The election of new AFL-CIO leaders more than three years ago ushered in an era of glasnost. Where open discussion and criticism of union problems was once verboten under the regime of George Meany and Lane Kirkland, current labor federation president John Sweeney has, to his credit, let a hundred flowers bloom. As a result, some union activists and officials have joined academics who write and consult on workplace issues in a wide-ranging dialogue about what must be done to revive the labor movement. One byproduct of this exchange is a minor book-publishing boom. Houghton-Mifflin, Monthly Review, Verso and university presses like Cornell, NYU and Wayne State have all brought out collections of labor-related essays inspired by or related to the 1995 leadership shake-up.
Jo-Ann Mort’s Not Your Father’s Union Movement and the Ray Tillman-Michael Cummings collection due out this spring, The Transformation of U.S. Unions, are useful additions to this literature of change. They offer different but complementary perspectives on the challenges facing labor today. Both address many of the same topics: how and why Sweeney’s reform administration came to power, what it’s doing to promote new organizing and political initiatives, the importance of community-labor alliances, the challenge of globalization and the role of women and immigrants in unions.
However, as Mort’s subtitle suggests, her contributors are mainly “insiders”–new AFL-CIO department chiefs, other union headquarters staffers or their pollsters, consultants, speechwriters and journalistic admirers. In contrast, the Tillman-Cummings book draws more on the workplace and organizing experience of union rank-and-filers, past and present. Its nineteen contributors include two subway motormen, several auto workers, a letter carrier, a machinist, a former Teamster and a onetime telephone installer.

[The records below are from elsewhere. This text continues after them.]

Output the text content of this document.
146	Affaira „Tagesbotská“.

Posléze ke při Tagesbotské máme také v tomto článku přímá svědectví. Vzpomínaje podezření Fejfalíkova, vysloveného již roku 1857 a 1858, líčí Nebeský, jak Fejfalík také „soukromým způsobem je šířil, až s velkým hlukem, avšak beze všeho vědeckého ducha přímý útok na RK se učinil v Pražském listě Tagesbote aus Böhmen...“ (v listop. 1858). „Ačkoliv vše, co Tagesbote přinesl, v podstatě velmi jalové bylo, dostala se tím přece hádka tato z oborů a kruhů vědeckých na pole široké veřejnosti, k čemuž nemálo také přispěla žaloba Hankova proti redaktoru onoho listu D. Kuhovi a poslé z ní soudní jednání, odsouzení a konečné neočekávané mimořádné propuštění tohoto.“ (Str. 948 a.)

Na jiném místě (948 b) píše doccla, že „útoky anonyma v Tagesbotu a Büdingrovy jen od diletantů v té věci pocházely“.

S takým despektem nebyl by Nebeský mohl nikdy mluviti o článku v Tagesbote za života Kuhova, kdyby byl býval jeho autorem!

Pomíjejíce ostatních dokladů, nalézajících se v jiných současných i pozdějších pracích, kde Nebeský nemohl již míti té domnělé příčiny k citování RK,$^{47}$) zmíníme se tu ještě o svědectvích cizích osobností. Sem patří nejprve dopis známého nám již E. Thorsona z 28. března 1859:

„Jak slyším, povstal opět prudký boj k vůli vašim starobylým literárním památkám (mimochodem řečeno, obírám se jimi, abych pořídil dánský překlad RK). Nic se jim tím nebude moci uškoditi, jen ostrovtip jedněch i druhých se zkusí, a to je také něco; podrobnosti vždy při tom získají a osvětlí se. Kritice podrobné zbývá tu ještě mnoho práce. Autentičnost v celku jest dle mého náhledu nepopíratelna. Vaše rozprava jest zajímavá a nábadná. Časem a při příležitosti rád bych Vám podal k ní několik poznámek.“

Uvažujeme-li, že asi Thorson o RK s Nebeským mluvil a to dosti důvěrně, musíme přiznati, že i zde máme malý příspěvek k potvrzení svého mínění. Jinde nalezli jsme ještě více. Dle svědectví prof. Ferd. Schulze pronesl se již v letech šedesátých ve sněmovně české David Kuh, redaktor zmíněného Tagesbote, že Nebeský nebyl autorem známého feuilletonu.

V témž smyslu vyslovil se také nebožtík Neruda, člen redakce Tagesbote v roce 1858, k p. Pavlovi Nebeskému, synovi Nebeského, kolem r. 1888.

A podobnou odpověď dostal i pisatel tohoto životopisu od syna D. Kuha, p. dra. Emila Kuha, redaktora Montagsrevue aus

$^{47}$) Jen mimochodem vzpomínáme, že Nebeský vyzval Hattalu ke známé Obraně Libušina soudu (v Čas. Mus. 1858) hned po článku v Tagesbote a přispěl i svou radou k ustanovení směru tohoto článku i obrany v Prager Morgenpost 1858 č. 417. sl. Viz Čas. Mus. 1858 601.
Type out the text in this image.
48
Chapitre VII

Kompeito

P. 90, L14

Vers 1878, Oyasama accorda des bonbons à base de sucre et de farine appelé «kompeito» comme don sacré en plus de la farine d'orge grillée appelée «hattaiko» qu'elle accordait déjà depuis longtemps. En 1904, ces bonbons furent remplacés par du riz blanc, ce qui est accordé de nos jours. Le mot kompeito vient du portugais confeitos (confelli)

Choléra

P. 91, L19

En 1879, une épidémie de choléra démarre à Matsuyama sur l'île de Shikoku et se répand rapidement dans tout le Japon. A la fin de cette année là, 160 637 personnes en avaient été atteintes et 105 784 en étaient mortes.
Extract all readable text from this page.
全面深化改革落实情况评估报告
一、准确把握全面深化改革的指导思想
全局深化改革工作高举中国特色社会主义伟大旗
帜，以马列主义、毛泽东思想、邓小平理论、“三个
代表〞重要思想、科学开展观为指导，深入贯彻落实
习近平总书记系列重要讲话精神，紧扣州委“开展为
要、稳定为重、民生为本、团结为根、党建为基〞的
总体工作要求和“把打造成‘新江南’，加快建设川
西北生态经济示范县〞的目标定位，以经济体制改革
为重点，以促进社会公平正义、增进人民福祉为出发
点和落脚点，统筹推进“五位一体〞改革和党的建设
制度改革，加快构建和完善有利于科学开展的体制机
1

The authors rounded up by Mort, communications director for UNITE, give Sweeney’s team high marks for its media savvy, campus outreach, liberal pronouncements, sensitivity to diversity issues and purge of cold warriors. Some who aided in the production of the book are, in effect, grading their own papers or something close to that. For example, the editor thanks “Denise Mitchell and her entire AFL-CIO public affairs staff…for assistance in making sure that the articles got written.” Three chapters later, there’s a laudatory account–by Mort–of the $10 million “repositioning” ad campaign engineered by Mitchell to enhance labor’s public image. The overall tone of the book is thus more self-congratulatory than self-critical. (One writer–an outside-the-Beltway contributor–does warn his colleagues that “we must be careful that our public relations initiatives don’t outweigh the substance of our accomplishments.”) There is heavy emphasis on technocratic solutions to labor’s problems (i.e., more sophisticated use of paid media, opinion surveys, union pension funds and new policy ideas) and not as much focus on membership empowerment.
The Tillman-Cummings crowd acknowledges the differences between Sweeney and his conservative predecessors, but they are more apt to find gaps between the new AFL’s upbeat rhetoric and the grim reality of continuing union decline. They express concern about the degree to which implementation of the federation’s programs is still top-down and staff-driven. They believe there’s a crucial link between union strength and internal democracy (a subject rarely mentioned in Mort’s book) and that organized labor’s failure to permit a greater rank-and-file role in decision-making will prevent it from becoming an instrument of fundamental social change. Says Herman Benson, elder statesman of the group and defender of union dissidents for the past forty years: “Before the labor movement can effectively spread the message of freedom and social justice to the nation, it must renew that same spirit within its own ranks and convince its own members that this great movement belongs to them and not to its officials.”